The other day I found an old journal of mine. This journal is nothing like any journal I've kept recently. This one reminds me of the notebooks I kept as a child, a collection of thoughts, quotations, things I wanted to remember.
Some pages have cut-out pictures from magazines (a precursor to my life maps, maybe?); notes I want to remember, like the china pattern for my high school friend; and words that have an impact on me (another precursor, this one for Power Words).
It's that last that really spoke to me, this bit from a ten-year-old journal. "Beware" was written on a page on a line by itself. It was hard to miss. Another was "Serenity." While they didn't show up on my Power Words list last year, they're both still words that have impact for me.
Now that I've enjoyed looking through it (and catching a glimpse of the person I was then), I'm not sure what to do with this journal.
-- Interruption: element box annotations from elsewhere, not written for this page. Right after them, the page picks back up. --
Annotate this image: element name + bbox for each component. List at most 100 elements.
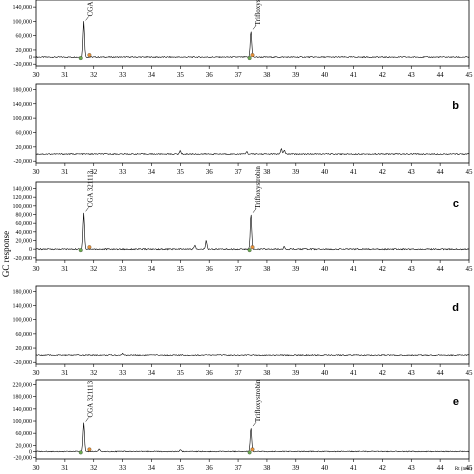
- x-tick-label: 33: [119, 464, 127, 472]
- y-tick-label: 20,000: [16, 145, 33, 151]
- x-tick-label: 45: [466, 168, 474, 176]
- x-tick-label: 44: [437, 168, 445, 176]
- x-tick-label: 45: [466, 464, 474, 472]
- peak-label: CGA 321113: [87, 0, 95, 16]
- x-tick-label: 40: [321, 369, 329, 377]
- x-tick-label: 39: [292, 265, 300, 273]
- x-tick-label: 34: [148, 71, 156, 79]
- chromatogram-panel-4: 180,000 140,000 100,000 60,000 20,000 -20,000…: [13, 285, 474, 377]
- x-tick-label: 38: [263, 464, 271, 472]
- y-tick-label: 20,000: [16, 346, 33, 352]
- panel-label: e: [453, 396, 459, 408]
- x-tick-label: 32: [90, 369, 98, 377]
- x-tick-label: 33: [119, 369, 127, 377]
- x-tick-label: 36: [206, 464, 214, 472]
- x-tick-label: 42: [379, 369, 387, 377]
- y-tick-label: 80,000: [16, 213, 33, 219]
- integration-marker: [250, 245, 255, 250]
- x-tick-label: 43: [408, 168, 416, 176]
- plot-frame: [35, 83, 470, 164]
- integration-marker: [247, 56, 252, 61]
- x-tick-label: 43: [408, 71, 416, 79]
- integration-marker: [247, 248, 252, 253]
- y-tick-label: 140,000: [13, 304, 33, 310]
- x-tick-label: 41: [350, 369, 358, 377]
- y-tick-label: 140,000: [13, 102, 33, 108]
- x-tick-label: 41: [350, 71, 358, 79]
- x-tick-label: 30: [33, 369, 41, 377]
- x-tick-label: 40: [321, 265, 329, 273]
- x-tick-label: 35: [177, 464, 185, 472]
- x-tick-label: 31: [61, 369, 69, 377]
- x-tick-label: 38: [263, 369, 271, 377]
- x-tick-label: 41: [350, 168, 358, 176]
- x-tick-label: 33: [119, 168, 127, 176]
- plot-frame: [35, 379, 470, 460]
- x-tick-label: 35: [177, 369, 185, 377]
- x-tick-label: 30: [33, 265, 41, 273]
- y-tick-label: 120,000: [13, 195, 33, 201]
- y-tick-label: 0: [29, 449, 32, 455]
- x-tick-label: 42: [379, 71, 387, 79]
- x-tick-label: 45: [466, 369, 474, 377]
- peak-label: Trifloxystrobin: [254, 379, 262, 422]
- integration-marker: [87, 245, 92, 250]
- y-tick-label: 180,000: [13, 289, 33, 295]
- x-tick-label: 41: [350, 265, 358, 273]
- x-tick-label: 32: [90, 265, 98, 273]
- integration-marker: [87, 447, 92, 452]
- y-tick-label: 60,000: [16, 332, 33, 338]
- y-tick-label: 140,000: [13, 407, 33, 413]
- y-tick-label: -20,000: [14, 256, 33, 262]
- x-tick-label: 37: [235, 71, 243, 79]
- x-tick-label: 32: [90, 464, 98, 472]
- x-tick-label: 32: [90, 168, 98, 176]
- x-tick-label: 39: [292, 71, 300, 79]
- x-tick-label: 44: [437, 369, 445, 377]
- integration-marker: [250, 447, 255, 452]
- x-axis-unit-note: Rt (min): [455, 467, 472, 472]
- x-tick-label: 33: [119, 71, 127, 79]
- x-tick-label: 30: [33, 464, 41, 472]
- chromatogram-trace: [35, 352, 470, 357]
- x-tick-label: 33: [119, 265, 127, 273]
- x-tick-label: 36: [206, 265, 214, 273]
- y-tick-label: 60,000: [16, 130, 33, 136]
- x-tick-label: 45: [466, 265, 474, 273]
- x-tick-label: 36: [206, 71, 214, 79]
- x-tick-label: 35: [177, 168, 185, 176]
- peak-label: Trifloxystrobin: [254, 166, 262, 209]
- x-tick-label: 42: [379, 265, 387, 273]
- integration-marker: [78, 248, 83, 253]
- y-tick-label: 100,000: [13, 19, 33, 25]
- x-tick-label: 31: [61, 464, 69, 472]
- y-tick-label: -20,000: [14, 159, 33, 165]
- x-tick-label: 34: [148, 369, 156, 377]
- x-tick-label: 31: [61, 71, 69, 79]
- x-tick-label: 44: [437, 71, 445, 79]
- x-tick-label: 38: [263, 168, 271, 176]
- y-tick-label: 140,000: [13, 187, 33, 193]
- x-tick-label: 35: [177, 265, 185, 273]
- x-tick-label: 37: [235, 464, 243, 472]
- peak-pointer: [252, 25, 257, 30]
- y-tick-label: 40,000: [16, 230, 33, 236]
- x-tick-label: 37: [235, 369, 243, 377]
- integration-marker: [250, 53, 255, 58]
- peak-pointer: [252, 208, 257, 213]
- plot-frame: [35, 0, 470, 67]
- y-tick-label: 100,000: [13, 204, 33, 210]
- y-tick-label: 0: [29, 247, 32, 253]
- peak-pointer: [252, 421, 257, 427]
- y-tick-label: 180,000: [13, 87, 33, 93]
- peak-pointer: [85, 16, 89, 21]
- y-tick-label: 100,000: [13, 318, 33, 324]
- x-tick-label: 37: [235, 265, 243, 273]
- panel-label: d: [452, 302, 459, 314]
- y-tick-label: 60,000: [16, 221, 33, 227]
- x-tick-label: 39: [292, 168, 300, 176]
- chromatogram-panel-2: 180,000 140,000 100,000 60,000 20,000 -20,000…: [13, 83, 474, 176]
- integration-marker: [247, 450, 252, 455]
- panel-label: c: [453, 198, 459, 210]
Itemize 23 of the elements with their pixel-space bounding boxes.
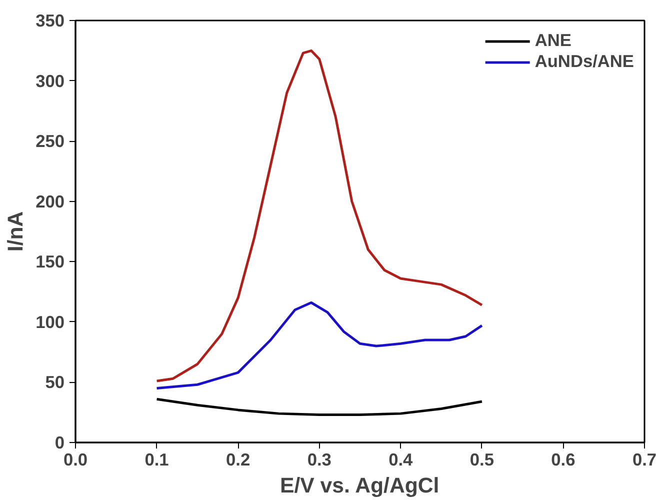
legend-label: ANE bbox=[534, 30, 572, 51]
y-tick-label: 300 bbox=[36, 70, 65, 91]
line-series bbox=[156, 49, 484, 382]
x-tick-label: 0.4 bbox=[388, 450, 414, 470]
y-tick-label: 50 bbox=[45, 372, 65, 392]
line-series bbox=[156, 301, 484, 390]
y-tick-label: 200 bbox=[36, 191, 65, 212]
x-tick-label: 0.1 bbox=[144, 450, 170, 470]
x-tick-label: 0.0 bbox=[63, 450, 88, 470]
x-tick-label: 0.7 bbox=[632, 450, 657, 470]
x-tick-label: 0.6 bbox=[551, 450, 576, 470]
line-series bbox=[156, 398, 484, 416]
legend-label: AuNDs/ANE bbox=[534, 51, 634, 72]
x-tick-label: 0.3 bbox=[307, 450, 332, 470]
y-tick-label: 150 bbox=[36, 252, 65, 272]
y-tick-label: 0 bbox=[54, 432, 65, 452]
y-tick-label: 100 bbox=[36, 312, 65, 332]
x-tick-label: 0.2 bbox=[226, 450, 250, 470]
y-axis-title: I/nA bbox=[4, 211, 28, 252]
x-tick-label: 0.5 bbox=[470, 450, 494, 470]
y-tick-label: 350 bbox=[36, 10, 65, 30]
y-tick-label: 250 bbox=[36, 131, 65, 152]
x-axis-title: E/V vs. Ag/AgCl bbox=[280, 474, 440, 498]
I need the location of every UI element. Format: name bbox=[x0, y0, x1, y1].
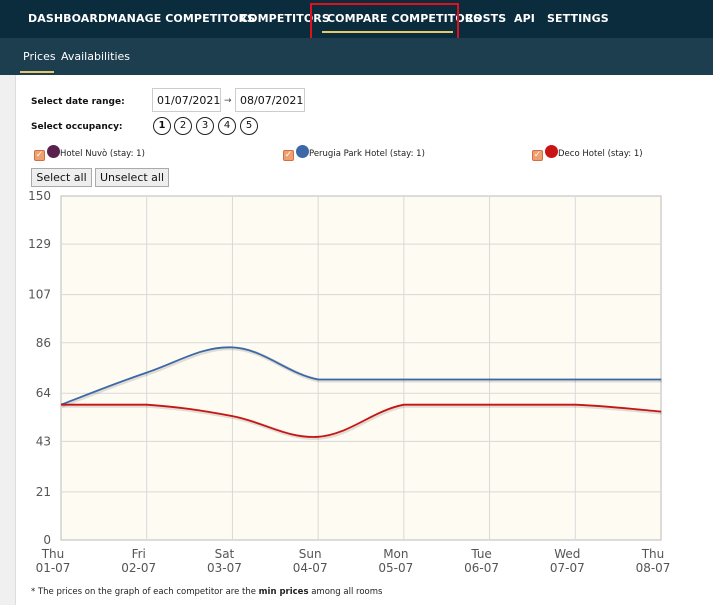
competitor-color-dot bbox=[47, 145, 60, 158]
sub-navigation: Prices Availabilities bbox=[0, 38, 713, 75]
y-tick-label: 43 bbox=[36, 434, 51, 448]
y-tick-label: 150 bbox=[28, 189, 51, 203]
nav-api[interactable]: API bbox=[514, 12, 535, 25]
x-tick-date-label: 04-07 bbox=[293, 561, 328, 575]
y-tick-label: 21 bbox=[36, 485, 51, 499]
competitor-checkbox[interactable]: ✓ bbox=[34, 150, 45, 161]
x-tick-day-label: Thu bbox=[641, 547, 665, 561]
top-navigation: DASHBOARD MANAGE COMPETITORS COMPETITORS… bbox=[0, 0, 713, 42]
y-tick-label: 86 bbox=[36, 336, 51, 350]
active-tab-underline bbox=[20, 71, 54, 73]
date-range-label: Select date range: bbox=[31, 97, 125, 107]
tab-prices[interactable]: Prices bbox=[23, 50, 56, 63]
competitor-name: Deco Hotel (stay: 1) bbox=[558, 149, 643, 159]
occupancy-option-1[interactable]: 1 bbox=[153, 117, 171, 135]
left-sidebar-strip bbox=[0, 75, 16, 605]
series-line-deco-hotel bbox=[60, 403, 662, 438]
x-tick-day-label: Fri bbox=[132, 547, 146, 561]
date-to-input[interactable]: 08/07/2021 bbox=[235, 88, 305, 112]
occupancy-option-5[interactable]: 5 bbox=[240, 117, 258, 135]
occupancy-option-3[interactable]: 3 bbox=[196, 117, 214, 135]
tab-availabilities[interactable]: Availabilities bbox=[61, 50, 131, 63]
competitor-name: Hotel Nuvò (stay: 1) bbox=[60, 149, 145, 159]
active-nav-highlight-box bbox=[310, 3, 459, 42]
select-all-button[interactable]: Select all bbox=[31, 168, 92, 187]
nav-costs[interactable]: COSTS bbox=[465, 12, 507, 25]
y-tick-label: 0 bbox=[43, 533, 51, 547]
x-tick-day-label: Thu bbox=[41, 547, 65, 561]
chart-footnote: * The prices on the graph of each compet… bbox=[31, 587, 382, 597]
nav-compare-competitors[interactable]: COMPARE COMPETITORS bbox=[327, 12, 482, 25]
nav-manage-competitors[interactable]: MANAGE COMPETITORS bbox=[107, 12, 256, 25]
occupancy-option-2[interactable]: 2 bbox=[174, 117, 192, 135]
x-tick-day-label: Sun bbox=[299, 547, 322, 561]
unselect-all-button[interactable]: Unselect all bbox=[95, 168, 169, 187]
x-tick-date-label: 05-07 bbox=[378, 561, 413, 575]
y-tick-label: 129 bbox=[28, 237, 51, 251]
footnote-bold: min prices bbox=[258, 587, 309, 597]
chart-plot-area bbox=[60, 195, 662, 541]
competitor-name: Perugia Park Hotel (stay: 1) bbox=[309, 149, 425, 159]
active-nav-underline bbox=[322, 31, 453, 33]
x-tick-day-label: Mon bbox=[383, 547, 408, 561]
competitor-color-dot bbox=[296, 145, 309, 158]
competitor-color-dot bbox=[545, 145, 558, 158]
x-tick-date-label: 03-07 bbox=[207, 561, 242, 575]
x-tick-day-label: Sat bbox=[215, 547, 235, 561]
footnote-prefix: * The prices on the graph of each compet… bbox=[31, 587, 259, 597]
occupancy-option-4[interactable]: 4 bbox=[218, 117, 236, 135]
x-tick-date-label: 08-07 bbox=[636, 561, 671, 575]
competitor-checkbox[interactable]: ✓ bbox=[283, 150, 294, 161]
x-tick-day-label: Wed bbox=[554, 547, 580, 561]
footnote-suffix: among all rooms bbox=[308, 587, 383, 597]
x-tick-date-label: 02-07 bbox=[121, 561, 156, 575]
nav-settings[interactable]: SETTINGS bbox=[547, 12, 609, 25]
y-tick-label: 64 bbox=[36, 386, 51, 400]
date-range-arrow: → bbox=[224, 96, 232, 106]
series-line-shadow bbox=[61, 346, 662, 408]
x-tick-day-label: Tue bbox=[470, 547, 492, 561]
y-tick-label: 107 bbox=[28, 288, 51, 302]
nav-dashboard[interactable]: DASHBOARD bbox=[28, 12, 108, 25]
x-tick-date-label: 01-07 bbox=[36, 561, 71, 575]
series-line-perugia-park-hotel bbox=[60, 346, 661, 406]
nav-competitors[interactable]: COMPETITORS bbox=[240, 12, 330, 25]
occupancy-label: Select occupancy: bbox=[31, 122, 123, 132]
date-from-input[interactable]: 01/07/2021 bbox=[152, 88, 221, 112]
x-tick-date-label: 06-07 bbox=[464, 561, 499, 575]
competitor-checkbox[interactable]: ✓ bbox=[532, 150, 543, 161]
x-tick-date-label: 07-07 bbox=[550, 561, 585, 575]
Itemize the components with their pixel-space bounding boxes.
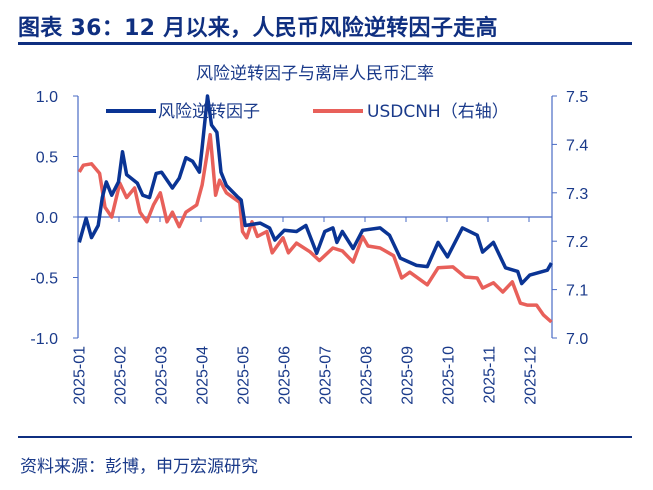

Only a few pages were filled; many are blank. This kind of journal doesn't fit with what I write or do now. I'm not the type of person to just pick up on the next blank page and do something different. My journals have purposes. Sometimes that purpose is general, like with the journal I recently filled - a record of my growth and journey. But that's still a theme, and it doesn't fit in just any journal.
The theme of this old journal is something different from anything I do now. Maybe it will just be a record of who I was those many years ago, unfinished and incomplete. That seems fairly accurate, yes? Aren't we all unfinished and incomplete? If I take that thought further, then what does it mean that I finished a journal? It still is just a record of a point in time; it's not an epigraph; I'm not finished.